For further information on the `inner_product` algorithm please see __sgi_inner_product__.

[heading Definition]

Defined in the header file `boost/range/numeric.hpp`

[heading Requirements]

[heading For the first version]

# `SinglePassRange1` is a model of the __single_pass_range__ Concept.
# `SinglePassRange2` is a model of the __single_pass_range__ Concept.
# `Value` is a model of the `AssignableConcept`.
# If `x` is an object of type `Value`, `y` is an object of `SinglePassRange1`'s value
type, and `z` is an object of `SinglePassRange2`'s value type, then `x + y * z`
is defined.
# The result type of the expression `x + y * z` is convertible to `Value`.
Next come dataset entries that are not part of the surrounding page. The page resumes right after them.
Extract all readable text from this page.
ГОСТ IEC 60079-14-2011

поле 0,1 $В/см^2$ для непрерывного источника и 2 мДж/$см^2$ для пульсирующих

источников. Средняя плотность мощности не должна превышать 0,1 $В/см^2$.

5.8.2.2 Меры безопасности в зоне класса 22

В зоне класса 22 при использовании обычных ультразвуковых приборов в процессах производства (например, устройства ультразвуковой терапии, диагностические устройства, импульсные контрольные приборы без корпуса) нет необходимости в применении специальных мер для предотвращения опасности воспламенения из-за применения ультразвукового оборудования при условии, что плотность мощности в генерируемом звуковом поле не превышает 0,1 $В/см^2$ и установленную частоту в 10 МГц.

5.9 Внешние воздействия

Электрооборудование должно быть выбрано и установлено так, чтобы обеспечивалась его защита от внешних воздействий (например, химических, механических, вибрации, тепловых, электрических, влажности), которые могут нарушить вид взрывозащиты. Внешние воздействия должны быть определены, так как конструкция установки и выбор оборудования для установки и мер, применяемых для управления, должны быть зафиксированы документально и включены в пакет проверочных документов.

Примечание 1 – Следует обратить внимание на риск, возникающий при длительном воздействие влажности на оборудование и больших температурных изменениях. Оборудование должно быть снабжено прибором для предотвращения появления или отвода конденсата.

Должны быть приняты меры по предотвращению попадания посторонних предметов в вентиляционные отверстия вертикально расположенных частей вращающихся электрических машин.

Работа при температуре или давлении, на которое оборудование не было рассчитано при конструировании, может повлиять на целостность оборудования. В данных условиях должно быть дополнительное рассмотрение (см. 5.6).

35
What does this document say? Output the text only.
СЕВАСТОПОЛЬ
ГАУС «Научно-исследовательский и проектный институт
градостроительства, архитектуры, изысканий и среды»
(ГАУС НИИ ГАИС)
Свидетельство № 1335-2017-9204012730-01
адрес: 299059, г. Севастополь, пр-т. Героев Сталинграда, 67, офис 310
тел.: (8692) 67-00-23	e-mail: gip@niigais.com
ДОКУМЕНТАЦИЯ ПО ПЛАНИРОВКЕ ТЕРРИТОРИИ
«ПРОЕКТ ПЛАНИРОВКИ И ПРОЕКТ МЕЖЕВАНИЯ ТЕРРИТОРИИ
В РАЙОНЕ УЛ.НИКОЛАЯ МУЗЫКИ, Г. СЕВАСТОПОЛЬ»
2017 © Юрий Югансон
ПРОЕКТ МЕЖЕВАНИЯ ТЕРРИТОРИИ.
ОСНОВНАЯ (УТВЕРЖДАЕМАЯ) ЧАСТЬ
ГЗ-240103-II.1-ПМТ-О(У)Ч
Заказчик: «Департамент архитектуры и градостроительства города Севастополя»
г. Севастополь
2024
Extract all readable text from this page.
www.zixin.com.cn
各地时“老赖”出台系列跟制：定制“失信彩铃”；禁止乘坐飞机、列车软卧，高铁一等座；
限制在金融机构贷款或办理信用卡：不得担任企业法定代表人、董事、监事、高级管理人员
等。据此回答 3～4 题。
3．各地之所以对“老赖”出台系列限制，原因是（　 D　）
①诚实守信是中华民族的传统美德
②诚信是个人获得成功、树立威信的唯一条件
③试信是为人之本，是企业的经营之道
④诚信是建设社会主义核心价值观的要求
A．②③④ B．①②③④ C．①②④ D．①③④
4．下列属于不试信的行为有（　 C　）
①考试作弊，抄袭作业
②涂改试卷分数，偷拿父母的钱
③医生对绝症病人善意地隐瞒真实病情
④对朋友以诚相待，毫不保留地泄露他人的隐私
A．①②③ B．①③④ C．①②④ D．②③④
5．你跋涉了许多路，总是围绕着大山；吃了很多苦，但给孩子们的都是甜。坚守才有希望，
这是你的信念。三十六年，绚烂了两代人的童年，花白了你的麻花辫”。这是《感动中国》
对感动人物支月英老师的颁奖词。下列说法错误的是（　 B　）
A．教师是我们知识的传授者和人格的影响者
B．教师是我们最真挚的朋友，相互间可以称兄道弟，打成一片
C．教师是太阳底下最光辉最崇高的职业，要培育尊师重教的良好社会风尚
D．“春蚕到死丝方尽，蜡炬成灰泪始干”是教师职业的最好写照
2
[heading For the second version]

# `SinglePassRange1` is a model of the __single_pass_range__ Concept.
# `SinglePassRange2` is a model of the __single_pass_range__ Concept.
# `Value` is a model of the `AssignableConcept`.
# `BinaryOperation1` is a model of the `BinaryFunctionConcept`.
# `BinaryOperation2` is a model of the `BinaryFunctionConcept`.
# The value type of `SinglePassRange1` is convertible to the first argument type of `BinaryOperation2`.
# The value type of `SinglePassRange2` is convertible to the second argument type of `BinaryOperation2`.
# `Value` is convertible to the value type of `BinaryOperation1`.
# The return type of `BinaryOperation2` is convertible to the second argument type of `BinaryOperation1`.
# The return type of `BinaryOperation1` is convertible to `Value`.

[heading Precondition:]

`distance(rng2) >= distance(rng1)` is a valid range.

[heading Complexity]

Linear. Exactly `distance(rng)`.

[endsect]